Since Tier 1 participants are already in CBN’s sandbox, they don’t need anything more than a listing on the Open Banking Registry. Tier 2 and 3 participants are required to hold a valid license from the CBN, provide a satisfactory risk assessment report by at least 2 partner participants (from Tier 2 and 3 each) and list on the Open Banking Registry.
Away from access, the CBN’s regulations also speak to common standards for APIs. According to the draft regulation, the CBN will develop a common Banking Industry API standard within 12 months of issuing the Framework.
The common Banking Industry API standards will outline specifications for technical design, data and information security standards taking into account principles such as openness, reusability, interoperability and security of data.
The CBN’s draft framework is an important first step to drive Open Banking in Nigeria and make the country, Africa’s Open Banking pioneer. But the draft regulations need to be more expansive on some issues around data.
For instance, there aren’t any clear processes for when a data breach happens. There’s also silence on the consequences for any infractions by participants on the different tiers created. With the number of unreported data breaches in Africa, these are necessary additions to the regulation.
Regardless, because these are draft regulations, there is the possibility that the final approved regulations will be more robust. The CBN disclosed that operational guidelines related to the framework will be communicated in due course as it continues to monitor industry developments.

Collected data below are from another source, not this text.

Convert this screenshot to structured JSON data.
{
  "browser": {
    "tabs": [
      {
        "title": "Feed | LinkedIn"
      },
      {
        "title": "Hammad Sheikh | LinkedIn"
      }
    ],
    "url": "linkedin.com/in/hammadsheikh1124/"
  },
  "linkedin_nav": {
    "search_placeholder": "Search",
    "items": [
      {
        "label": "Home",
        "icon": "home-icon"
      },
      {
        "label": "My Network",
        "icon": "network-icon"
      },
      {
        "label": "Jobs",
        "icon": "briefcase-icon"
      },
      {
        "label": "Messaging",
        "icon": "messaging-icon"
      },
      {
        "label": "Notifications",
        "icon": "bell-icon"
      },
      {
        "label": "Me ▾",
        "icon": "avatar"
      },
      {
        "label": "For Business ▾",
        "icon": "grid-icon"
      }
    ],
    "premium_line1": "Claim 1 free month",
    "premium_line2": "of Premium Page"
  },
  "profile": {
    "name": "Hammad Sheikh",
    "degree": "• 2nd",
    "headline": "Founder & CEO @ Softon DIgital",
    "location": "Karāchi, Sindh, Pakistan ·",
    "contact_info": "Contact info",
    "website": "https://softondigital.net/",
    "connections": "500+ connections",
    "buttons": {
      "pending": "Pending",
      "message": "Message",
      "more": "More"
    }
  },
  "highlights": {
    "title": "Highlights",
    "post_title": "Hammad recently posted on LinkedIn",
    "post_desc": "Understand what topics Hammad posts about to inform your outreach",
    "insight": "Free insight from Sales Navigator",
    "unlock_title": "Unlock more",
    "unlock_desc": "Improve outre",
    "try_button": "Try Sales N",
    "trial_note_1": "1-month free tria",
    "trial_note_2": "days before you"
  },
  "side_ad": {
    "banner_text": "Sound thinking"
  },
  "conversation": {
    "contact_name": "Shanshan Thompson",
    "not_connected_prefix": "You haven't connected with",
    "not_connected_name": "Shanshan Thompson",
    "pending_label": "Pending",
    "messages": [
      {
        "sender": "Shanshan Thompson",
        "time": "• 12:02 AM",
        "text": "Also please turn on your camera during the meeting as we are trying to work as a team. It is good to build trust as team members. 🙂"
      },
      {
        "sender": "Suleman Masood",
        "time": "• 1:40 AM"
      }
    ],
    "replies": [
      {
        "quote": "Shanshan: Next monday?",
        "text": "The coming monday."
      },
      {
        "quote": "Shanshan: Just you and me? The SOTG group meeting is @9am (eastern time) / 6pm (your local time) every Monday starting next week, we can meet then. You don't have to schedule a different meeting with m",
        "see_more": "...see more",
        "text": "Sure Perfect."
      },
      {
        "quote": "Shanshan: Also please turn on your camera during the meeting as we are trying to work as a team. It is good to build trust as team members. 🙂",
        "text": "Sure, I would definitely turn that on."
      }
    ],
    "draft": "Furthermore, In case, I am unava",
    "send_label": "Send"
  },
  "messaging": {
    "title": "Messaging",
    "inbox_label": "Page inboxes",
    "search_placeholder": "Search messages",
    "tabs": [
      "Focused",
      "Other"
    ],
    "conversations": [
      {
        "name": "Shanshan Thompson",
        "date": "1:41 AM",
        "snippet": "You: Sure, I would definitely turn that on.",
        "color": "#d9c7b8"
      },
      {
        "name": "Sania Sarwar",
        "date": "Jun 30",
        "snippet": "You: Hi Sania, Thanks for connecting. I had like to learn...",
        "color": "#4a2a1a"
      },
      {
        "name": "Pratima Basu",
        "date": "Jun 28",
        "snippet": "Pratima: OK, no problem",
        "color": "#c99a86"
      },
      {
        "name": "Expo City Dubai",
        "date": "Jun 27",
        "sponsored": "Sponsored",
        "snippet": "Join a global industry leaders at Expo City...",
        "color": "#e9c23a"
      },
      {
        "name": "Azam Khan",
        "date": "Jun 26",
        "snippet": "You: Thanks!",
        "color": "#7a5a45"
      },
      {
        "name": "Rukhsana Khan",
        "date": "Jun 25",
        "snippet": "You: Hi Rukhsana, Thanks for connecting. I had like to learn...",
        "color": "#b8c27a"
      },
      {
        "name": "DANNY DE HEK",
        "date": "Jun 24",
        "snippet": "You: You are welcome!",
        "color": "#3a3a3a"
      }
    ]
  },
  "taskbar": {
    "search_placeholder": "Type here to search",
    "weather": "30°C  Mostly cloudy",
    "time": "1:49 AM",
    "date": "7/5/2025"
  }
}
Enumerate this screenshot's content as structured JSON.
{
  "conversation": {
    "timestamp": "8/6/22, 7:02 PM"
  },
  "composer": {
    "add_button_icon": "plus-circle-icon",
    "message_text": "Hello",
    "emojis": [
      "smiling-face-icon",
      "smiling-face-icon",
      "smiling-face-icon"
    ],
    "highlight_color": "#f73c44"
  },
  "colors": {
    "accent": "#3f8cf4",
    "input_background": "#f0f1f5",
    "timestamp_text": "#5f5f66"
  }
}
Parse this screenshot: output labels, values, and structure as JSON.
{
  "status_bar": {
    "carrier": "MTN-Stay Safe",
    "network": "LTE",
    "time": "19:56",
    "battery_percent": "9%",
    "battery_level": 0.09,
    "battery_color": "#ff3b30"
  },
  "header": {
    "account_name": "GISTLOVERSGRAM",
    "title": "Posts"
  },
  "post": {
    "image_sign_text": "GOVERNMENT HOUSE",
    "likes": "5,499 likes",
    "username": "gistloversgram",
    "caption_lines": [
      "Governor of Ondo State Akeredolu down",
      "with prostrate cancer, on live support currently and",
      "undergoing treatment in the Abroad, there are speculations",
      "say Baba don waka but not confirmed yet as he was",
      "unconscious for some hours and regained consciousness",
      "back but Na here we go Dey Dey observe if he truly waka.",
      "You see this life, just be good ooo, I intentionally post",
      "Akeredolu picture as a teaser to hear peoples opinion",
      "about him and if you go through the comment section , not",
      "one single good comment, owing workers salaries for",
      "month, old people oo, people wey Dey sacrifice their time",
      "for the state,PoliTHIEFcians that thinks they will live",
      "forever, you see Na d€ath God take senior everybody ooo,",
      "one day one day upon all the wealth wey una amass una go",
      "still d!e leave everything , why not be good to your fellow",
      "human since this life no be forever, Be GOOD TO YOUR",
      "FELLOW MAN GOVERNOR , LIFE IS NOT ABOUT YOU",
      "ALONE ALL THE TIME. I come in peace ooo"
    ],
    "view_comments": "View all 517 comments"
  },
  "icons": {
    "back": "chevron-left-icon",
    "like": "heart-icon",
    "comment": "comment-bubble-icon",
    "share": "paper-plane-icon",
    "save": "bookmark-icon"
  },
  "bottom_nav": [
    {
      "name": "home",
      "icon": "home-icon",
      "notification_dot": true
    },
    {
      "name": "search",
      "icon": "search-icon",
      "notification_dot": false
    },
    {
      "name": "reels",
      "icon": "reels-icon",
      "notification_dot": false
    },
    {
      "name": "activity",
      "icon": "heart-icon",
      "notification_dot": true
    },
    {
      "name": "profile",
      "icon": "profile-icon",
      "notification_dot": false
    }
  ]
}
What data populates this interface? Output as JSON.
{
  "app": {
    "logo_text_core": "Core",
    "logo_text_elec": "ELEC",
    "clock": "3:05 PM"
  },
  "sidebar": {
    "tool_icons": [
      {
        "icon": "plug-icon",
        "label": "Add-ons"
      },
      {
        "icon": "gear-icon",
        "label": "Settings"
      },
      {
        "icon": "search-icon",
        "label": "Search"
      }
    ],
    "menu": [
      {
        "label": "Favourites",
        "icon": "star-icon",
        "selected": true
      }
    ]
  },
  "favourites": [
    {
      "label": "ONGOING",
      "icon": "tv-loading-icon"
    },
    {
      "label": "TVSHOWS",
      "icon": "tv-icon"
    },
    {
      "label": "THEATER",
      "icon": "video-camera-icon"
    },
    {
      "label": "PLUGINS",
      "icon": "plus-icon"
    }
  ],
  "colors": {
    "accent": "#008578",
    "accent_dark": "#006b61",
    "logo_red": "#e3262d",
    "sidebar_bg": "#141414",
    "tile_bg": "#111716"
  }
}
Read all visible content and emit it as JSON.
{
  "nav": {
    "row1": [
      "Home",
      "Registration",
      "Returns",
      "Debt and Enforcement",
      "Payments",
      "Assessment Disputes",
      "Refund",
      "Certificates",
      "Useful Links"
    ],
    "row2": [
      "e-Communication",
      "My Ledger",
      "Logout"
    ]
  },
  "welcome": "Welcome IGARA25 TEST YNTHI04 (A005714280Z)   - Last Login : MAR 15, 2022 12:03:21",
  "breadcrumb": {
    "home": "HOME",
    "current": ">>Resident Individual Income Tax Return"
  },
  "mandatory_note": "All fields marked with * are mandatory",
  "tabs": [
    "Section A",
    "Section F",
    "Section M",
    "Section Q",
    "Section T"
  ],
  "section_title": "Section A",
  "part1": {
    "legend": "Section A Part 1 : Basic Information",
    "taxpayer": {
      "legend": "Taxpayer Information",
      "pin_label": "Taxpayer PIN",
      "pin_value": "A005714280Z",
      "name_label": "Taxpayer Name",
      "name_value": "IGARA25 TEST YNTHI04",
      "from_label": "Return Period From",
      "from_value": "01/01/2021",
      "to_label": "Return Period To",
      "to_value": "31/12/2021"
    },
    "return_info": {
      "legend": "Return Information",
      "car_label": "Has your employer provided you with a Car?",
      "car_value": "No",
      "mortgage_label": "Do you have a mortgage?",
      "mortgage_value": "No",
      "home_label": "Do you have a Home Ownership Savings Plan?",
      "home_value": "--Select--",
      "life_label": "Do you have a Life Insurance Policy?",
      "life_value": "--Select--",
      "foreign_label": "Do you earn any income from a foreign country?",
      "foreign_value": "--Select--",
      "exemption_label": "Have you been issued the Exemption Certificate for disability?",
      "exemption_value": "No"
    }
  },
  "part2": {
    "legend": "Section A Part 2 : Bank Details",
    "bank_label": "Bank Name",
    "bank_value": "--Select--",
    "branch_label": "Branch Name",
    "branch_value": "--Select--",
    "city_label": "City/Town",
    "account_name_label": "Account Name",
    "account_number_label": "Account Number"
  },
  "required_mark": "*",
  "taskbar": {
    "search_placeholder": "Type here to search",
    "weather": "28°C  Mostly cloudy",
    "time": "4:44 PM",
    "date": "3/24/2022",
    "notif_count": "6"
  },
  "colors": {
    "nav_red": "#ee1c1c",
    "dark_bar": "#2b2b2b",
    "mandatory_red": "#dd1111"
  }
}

While the timeline for that is unclear, what we know for certain is that the CBN has set an ambitious plan of getting the common Banking Industry API standards ready by February 2022.
To achieve this, the apex bank set up an industry committee that has Open Banking Nigeria as a member. The industry committee is expected to design a world-class standard on behalf of the Nigerian ecosystem after which the CBN will review and then approve for the industry.
The Committee is also expected to propose designs for technology, risk, operations, privacy, consent, and cybersecurity.